Organize o espaço – não deve ir de férias a pensar no que deixou desarrumado ou por fazer. Por isso, é fundamental que deixe o posto de trabalho organizado, pronto para o receber convenientemente daqui a algum tempo. Coloque os apontamentos bem à vista para saber o que fazer quando voltar ao trabalho.

Desligue da corrente – nos últimos dias de trabalho avise os seus contatos de que estará ausente por um determinado período de tempo. Deixe os contatos de quem pode resolver uma situação por si na sua ausência. Programe uma mensagem de ausência de férias para enviar automaticamente sempre que receber um e-mail. Ao sair do local de trabalho deixe tudo preso numa gaveta.

Confie nos seus colegas de trabalho – tenha em mente que ninguém é insubstituível, mas isso também não significa que vai ser demitido, pelo facto de outro ter conseguido cumprir as suas tarefas enquanto desfrutava as merecidas férias. Não se esqueça, que um bom funcionário é aquele que sabe distribuir tarefas, fazer com que os outros participem e conheçam o que faz e como faz. Portanto, usufrua dos seus direitos e não pense em adiantar trabalho, etc.
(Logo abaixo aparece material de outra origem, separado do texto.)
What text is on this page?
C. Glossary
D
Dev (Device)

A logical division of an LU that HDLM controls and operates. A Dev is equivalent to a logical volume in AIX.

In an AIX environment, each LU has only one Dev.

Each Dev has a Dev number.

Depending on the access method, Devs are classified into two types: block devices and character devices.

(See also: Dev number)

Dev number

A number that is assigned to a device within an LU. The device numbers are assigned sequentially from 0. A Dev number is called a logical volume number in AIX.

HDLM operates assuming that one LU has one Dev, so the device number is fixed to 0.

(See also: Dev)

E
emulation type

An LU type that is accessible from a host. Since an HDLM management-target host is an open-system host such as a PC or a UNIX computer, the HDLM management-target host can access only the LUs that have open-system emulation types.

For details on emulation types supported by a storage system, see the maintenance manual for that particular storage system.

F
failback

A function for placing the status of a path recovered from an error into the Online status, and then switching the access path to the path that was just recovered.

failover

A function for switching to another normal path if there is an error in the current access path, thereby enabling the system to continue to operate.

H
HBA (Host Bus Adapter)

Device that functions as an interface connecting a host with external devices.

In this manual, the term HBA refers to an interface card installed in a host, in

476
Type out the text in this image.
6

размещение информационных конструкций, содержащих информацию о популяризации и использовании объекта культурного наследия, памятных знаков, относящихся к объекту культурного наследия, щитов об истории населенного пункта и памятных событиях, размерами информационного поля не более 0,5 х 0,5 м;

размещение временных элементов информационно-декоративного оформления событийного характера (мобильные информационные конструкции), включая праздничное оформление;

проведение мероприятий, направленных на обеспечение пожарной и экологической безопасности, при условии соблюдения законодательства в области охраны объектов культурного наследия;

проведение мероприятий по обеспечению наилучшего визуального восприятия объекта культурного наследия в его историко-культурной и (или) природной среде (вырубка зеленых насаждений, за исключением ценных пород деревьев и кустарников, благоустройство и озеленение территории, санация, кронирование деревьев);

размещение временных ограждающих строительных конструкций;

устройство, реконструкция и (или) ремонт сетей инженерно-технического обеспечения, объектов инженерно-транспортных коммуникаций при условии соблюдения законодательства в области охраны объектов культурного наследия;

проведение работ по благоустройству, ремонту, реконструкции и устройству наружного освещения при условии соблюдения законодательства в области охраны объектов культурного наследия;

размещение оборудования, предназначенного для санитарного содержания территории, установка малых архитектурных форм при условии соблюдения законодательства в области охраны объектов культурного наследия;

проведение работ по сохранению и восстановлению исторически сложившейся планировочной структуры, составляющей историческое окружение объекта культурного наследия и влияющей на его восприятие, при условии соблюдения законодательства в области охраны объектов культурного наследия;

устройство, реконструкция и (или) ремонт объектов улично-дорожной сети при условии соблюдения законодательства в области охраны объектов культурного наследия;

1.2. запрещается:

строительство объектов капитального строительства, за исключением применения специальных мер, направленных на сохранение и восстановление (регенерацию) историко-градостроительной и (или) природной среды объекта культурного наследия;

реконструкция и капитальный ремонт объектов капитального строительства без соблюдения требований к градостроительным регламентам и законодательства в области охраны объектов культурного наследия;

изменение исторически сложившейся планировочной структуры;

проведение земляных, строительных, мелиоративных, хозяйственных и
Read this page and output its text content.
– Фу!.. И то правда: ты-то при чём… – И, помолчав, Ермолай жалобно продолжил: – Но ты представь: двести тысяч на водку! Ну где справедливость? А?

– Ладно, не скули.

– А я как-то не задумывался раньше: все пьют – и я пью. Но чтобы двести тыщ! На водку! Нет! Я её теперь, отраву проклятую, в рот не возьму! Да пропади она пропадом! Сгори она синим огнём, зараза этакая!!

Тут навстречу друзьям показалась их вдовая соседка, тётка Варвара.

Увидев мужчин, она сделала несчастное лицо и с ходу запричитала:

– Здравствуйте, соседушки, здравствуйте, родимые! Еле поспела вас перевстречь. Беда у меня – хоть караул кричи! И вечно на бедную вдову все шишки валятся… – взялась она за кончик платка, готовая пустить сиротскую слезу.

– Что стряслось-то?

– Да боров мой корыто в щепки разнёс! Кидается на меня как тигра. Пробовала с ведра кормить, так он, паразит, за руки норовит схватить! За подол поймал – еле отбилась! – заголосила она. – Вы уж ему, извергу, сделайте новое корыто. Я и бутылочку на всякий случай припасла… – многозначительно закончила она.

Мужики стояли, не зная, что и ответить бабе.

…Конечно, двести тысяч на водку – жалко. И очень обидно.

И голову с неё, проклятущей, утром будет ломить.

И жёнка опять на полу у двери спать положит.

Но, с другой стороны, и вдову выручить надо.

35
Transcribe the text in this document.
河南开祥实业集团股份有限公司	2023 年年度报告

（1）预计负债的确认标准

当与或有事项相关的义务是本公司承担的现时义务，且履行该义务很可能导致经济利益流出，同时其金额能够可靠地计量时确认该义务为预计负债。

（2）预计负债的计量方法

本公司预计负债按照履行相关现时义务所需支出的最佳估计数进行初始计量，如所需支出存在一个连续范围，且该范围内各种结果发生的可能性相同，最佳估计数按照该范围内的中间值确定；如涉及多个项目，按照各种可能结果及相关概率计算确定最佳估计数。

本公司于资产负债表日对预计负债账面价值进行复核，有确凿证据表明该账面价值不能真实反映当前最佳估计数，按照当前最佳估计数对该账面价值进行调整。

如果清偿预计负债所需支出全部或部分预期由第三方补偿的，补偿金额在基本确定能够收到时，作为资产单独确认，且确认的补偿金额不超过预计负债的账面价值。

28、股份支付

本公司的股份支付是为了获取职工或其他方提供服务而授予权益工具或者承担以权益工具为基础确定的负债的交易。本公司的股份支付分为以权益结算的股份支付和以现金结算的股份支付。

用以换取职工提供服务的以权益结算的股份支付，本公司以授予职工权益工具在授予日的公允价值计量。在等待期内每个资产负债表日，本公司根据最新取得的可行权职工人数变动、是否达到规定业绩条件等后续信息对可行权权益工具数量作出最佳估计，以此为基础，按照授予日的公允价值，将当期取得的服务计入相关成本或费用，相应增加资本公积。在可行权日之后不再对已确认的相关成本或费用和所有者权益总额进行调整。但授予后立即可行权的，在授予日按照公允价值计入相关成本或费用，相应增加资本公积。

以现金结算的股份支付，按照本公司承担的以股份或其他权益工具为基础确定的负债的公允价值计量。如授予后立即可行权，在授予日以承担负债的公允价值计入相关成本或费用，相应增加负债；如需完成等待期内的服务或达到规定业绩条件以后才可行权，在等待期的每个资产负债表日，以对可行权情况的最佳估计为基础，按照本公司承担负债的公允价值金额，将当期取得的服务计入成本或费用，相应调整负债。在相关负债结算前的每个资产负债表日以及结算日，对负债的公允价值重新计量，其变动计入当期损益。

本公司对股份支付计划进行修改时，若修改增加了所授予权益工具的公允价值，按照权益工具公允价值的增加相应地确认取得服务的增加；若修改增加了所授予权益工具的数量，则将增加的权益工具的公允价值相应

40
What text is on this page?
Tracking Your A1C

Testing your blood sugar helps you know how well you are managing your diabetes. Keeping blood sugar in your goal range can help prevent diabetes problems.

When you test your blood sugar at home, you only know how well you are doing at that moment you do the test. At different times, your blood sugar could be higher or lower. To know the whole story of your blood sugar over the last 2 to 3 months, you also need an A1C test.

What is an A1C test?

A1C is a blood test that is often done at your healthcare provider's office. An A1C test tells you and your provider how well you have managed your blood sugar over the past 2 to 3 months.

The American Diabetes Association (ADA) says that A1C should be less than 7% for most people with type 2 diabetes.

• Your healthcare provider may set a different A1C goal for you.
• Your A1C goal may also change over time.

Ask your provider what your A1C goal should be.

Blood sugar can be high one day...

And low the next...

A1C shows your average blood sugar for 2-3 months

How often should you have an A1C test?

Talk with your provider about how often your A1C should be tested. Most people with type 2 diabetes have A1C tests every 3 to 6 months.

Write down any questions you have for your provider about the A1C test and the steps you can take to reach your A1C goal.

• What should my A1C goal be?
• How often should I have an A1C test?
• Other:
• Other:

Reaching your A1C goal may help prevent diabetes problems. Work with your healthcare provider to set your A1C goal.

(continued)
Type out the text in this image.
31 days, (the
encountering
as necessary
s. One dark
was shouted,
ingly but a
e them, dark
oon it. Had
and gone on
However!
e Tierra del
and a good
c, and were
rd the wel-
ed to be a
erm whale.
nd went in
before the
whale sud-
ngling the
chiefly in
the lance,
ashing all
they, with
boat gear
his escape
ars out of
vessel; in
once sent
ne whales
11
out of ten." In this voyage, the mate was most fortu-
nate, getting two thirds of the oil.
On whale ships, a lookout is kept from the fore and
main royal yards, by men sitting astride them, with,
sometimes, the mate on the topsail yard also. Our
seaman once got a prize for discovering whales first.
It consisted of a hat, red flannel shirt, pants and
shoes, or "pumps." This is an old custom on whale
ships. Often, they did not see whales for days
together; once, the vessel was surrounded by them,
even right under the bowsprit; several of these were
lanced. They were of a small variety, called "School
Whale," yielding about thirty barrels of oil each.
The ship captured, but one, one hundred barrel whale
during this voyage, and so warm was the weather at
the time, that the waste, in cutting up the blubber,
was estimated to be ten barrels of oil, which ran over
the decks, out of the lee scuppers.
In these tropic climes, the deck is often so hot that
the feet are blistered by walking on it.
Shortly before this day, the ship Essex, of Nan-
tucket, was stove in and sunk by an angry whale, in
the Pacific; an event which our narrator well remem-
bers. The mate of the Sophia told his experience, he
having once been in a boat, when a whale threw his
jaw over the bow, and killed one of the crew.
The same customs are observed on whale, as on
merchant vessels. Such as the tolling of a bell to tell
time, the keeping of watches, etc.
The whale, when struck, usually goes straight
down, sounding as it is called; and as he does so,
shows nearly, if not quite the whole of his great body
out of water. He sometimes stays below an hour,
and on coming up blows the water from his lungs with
Saia do ambiente rotineiro – caso seja possível e viável para o seu bolso, faça uma viagem. Não precisa de ser para lugares distantes e nem por um período muito longo. Poucos dias já ajudam a esquecer a rotina.

Desconecte-se – não caia na tentação de verificar emails no smartphone ou tablet. Há um tempo para tudo na vida. Tempo para trabalhar e tempo para descansar. Agora é tempo de descansar, para preservar a saúde e recarregar baterias para o regresso ao trabalho.

Donos de empresas ou funcionários que desempenham altos cargos, como diretores, também têm direito de se desligar completamente do trabalho nas férias. Organizar bem a equipa e eliminar assuntos pendentes são medidas que ajudam bastante nesta questão.

Conviva com pessoas de fora do ambiente de trabalho – é quase impossível sair com colegas do trabalho, e o assunto não cair sempre em algo relacionado à empresa. Isso não significa que deve recusar todos os convites que fizerem. Mas é importante investir também em outras companhias, com temas de conversa diferentes.